Pats Tips ... 19.1

19.1 is...

15-minute AMRAP:

19 Wall Balls 9/6kg

19 Calorie row

CrossFit Open 19.1

CrossFit Open 19.1

I am a huge fan of this workout and you all should be too. It’s a simple workout with simple movements and a great chance to test where your baseline conditioning is at.

As I have said this is a simple, 15-minute breather and definitely one for the taller athletes to excel.

Strategy

I personally would attack this as an EMOM however, shorter people and women struggle to get the 19 calories in the 2 minutes. For me, I know I can hit 40 Wall Balls and 20 Calories on the rower at a steady pace. So that being said, I know 19 would last around 40 seconds, I’d use the 20 seconds as rest and transition and then I’d go for a steady pace (big pulls) on the tower and if I have it left it the tank I’d use the last 3 minutes and just go for it.

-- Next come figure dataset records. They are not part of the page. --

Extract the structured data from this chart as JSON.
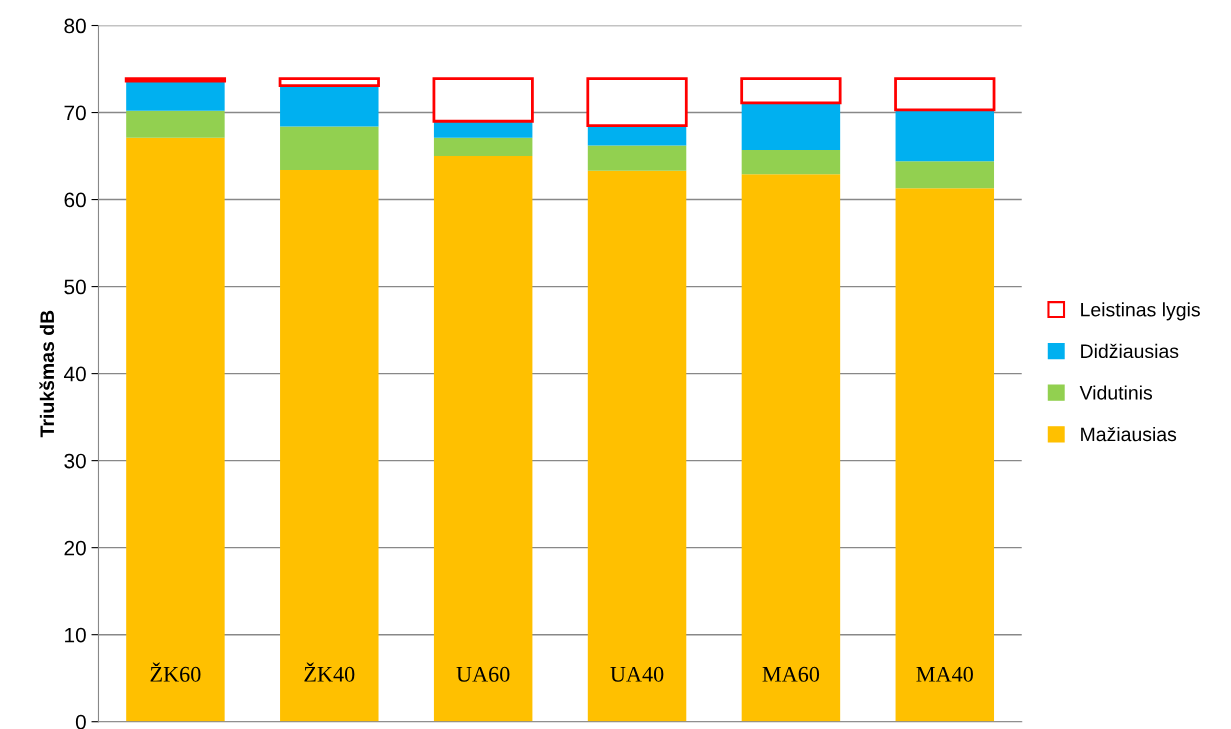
{
  "chart_data": {
    "type": "bar",
    "stacked": true,
    "ylabel": "Triukšmas dB",
    "categories": [
      "ŽK60",
      "ŽK40",
      "UA60",
      "UA40",
      "MA60",
      "MA40"
    ],
    "series": [
      {
        "name": "Mažiausias",
        "color": "#ffc000",
        "values": [
          67.1,
          63.4,
          65.0,
          63.3,
          62.9,
          61.3
        ]
      },
      {
        "name": "Vidutinis",
        "color": "#92d050",
        "values": [
          3.1,
          5.0,
          2.1,
          2.9,
          2.8,
          3.1
        ]
      },
      {
        "name": "Didžiausias",
        "color": "#00b0f0",
        "values": [
          3.4,
          4.7,
          1.9,
          2.3,
          5.4,
          5.9
        ]
      },
      {
        "name": "Leistinas lygis",
        "color": "#ff0000",
        "values": [
          0.3,
          0.8,
          4.9,
          5.4,
          2.8,
          3.6
        ]
      }
    ],
    "ylim": [
      0,
      80
    ],
    "yticks": [
      0,
      10,
      20,
      30,
      40,
      50,
      60,
      70,
      80
    ],
    "grid": "y",
    "legend": "right"
  }
}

With a number like 19 on the Wall Balls, it is a frustrating number as it’s just on the other side of comfortable. However, I would say always aim for unbroken on the wall balls and use the rower as the rest period as I have studied rowing calculators before, no matter what pace you are going at on the rower it won’t make a huge difference so therefore, just jeep moving (it’s better pulling at 200 calories a minute than not moving at all).

As always have fun. This is the most important part, don’t put too much pressure on yourself, this is a great chance to test yourself against yourself and have a little friendly competition at the same time.

Key points

  • Manageable CONSISTENT sets
  • Keep moving
  • Have fun

Heats

We will aim for the heats to run on a 20-minute clock. There is a warm up on the board which lasts around 30 minutes so start your warm up as the previous heat is going, there will be a coach there to help. See you all later!